The nation’s former nuclear program visited the plague of a plutonium spill upon Johnston. Our Vietnam War era spilled pestilential Agent Orange on the place. Then came the stockpile of nerve agent.
The atomic soil has been gathered and buried and safely capped. The saturated defoliant has mostly undergone thermal purification for safety. And incineration has eliminated the threat from the Army’s chemical stockpile so like Anniston’s.
All the cleanups are nearly complete. The land is almost ready for returning to nature. Only some bunkers and the runway will remain, yet the attack of ocean atmosphere will render even the airfield’s asphalt unusable in a matter of years.
The steady state of the Pacific Ocean will reclaim the spot created by volcano and rendered even worse by humankind until America cleaned up the playground and put everything back the way Mother Nature wanted her den to be.

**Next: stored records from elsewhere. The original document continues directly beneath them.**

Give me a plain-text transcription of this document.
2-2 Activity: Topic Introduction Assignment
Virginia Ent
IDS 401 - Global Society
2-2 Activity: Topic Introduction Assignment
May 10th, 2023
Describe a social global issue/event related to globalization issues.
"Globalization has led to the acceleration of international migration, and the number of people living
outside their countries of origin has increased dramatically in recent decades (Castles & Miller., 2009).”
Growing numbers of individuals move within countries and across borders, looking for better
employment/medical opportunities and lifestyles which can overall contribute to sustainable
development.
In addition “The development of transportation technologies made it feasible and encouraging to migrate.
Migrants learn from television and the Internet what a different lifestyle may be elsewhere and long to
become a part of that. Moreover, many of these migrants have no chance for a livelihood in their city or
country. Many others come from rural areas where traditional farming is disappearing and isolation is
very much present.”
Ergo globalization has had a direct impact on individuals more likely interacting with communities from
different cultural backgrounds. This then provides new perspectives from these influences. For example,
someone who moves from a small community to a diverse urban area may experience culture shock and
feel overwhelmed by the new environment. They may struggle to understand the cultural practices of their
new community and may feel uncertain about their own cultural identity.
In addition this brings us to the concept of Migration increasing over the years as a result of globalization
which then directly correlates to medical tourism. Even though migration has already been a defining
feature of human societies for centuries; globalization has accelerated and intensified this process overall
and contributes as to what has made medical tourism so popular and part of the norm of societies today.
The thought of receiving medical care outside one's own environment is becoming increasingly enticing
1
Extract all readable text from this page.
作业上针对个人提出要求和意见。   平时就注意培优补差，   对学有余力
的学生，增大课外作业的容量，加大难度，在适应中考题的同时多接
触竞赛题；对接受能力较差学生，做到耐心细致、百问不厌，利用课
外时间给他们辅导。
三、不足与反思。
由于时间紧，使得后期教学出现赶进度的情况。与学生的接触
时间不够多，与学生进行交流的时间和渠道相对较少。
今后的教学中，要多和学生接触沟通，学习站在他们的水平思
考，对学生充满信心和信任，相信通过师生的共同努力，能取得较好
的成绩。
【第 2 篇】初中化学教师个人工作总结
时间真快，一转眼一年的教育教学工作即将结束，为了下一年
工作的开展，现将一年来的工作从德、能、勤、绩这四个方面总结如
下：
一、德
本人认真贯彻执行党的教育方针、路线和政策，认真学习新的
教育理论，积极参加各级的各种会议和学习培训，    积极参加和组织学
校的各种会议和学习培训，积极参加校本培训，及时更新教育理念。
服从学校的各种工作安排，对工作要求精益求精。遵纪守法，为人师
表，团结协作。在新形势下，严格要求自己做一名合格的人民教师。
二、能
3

Could Anniston use an alternative clean-up method? Well, yes. Opponents of incineration crow over an Army agreement to use chemical bath technology where disposal plants remain to be built.
For Anniston to switch technologies, however, would mean turning our back on the $1 billion incinerator ready to run, perhaps retrofitting it or perhaps not. We would use caustic liquids over our water table and still use high temperatures for disposal, still have a vapor release.
Mostly Anniston would be turning its back on a technology used to completion in Johnston Atoll precisely as the government always envisioned pioneering the process for our benefit off-shore. And we would be taking up an alternative technology not operationally tested in such a configuration of weapons as Calhoun County stores.
Am I prejudiced? Judge me not and be not judged. I am at least informed about incineration’s success at Johnston Atoll for performing my Lenten penance there. If Lent is all about making choices between heaven and hell, I can tell you Johnston is a heaven now for safely disposing of its hellish stockpile like ours.
We flew away above the jillion birds of Johnston Atoll in a sky tinted flamingo on the horizon above a violet ocean. Some of the clouds dripped in golden-red sops. The color repeated in cups of guava-passion nectar served by the attendants on our airline named Aloha, that Hawaiian hello-goodbye word.
Goodbye Johnston incinerator.
Hello, Anniston. Will you forever doubt what eye has seen and hand has touched and good men have rendered harmless in a faraway place so their families and ours can now endure the same process safely at home?
Beyond doubt and beyond even faith is the real-life experience in the natural world that is Johnston Atoll.
The Star’s Chris Waddle has followed chemical weapons issues in the nation since 1982.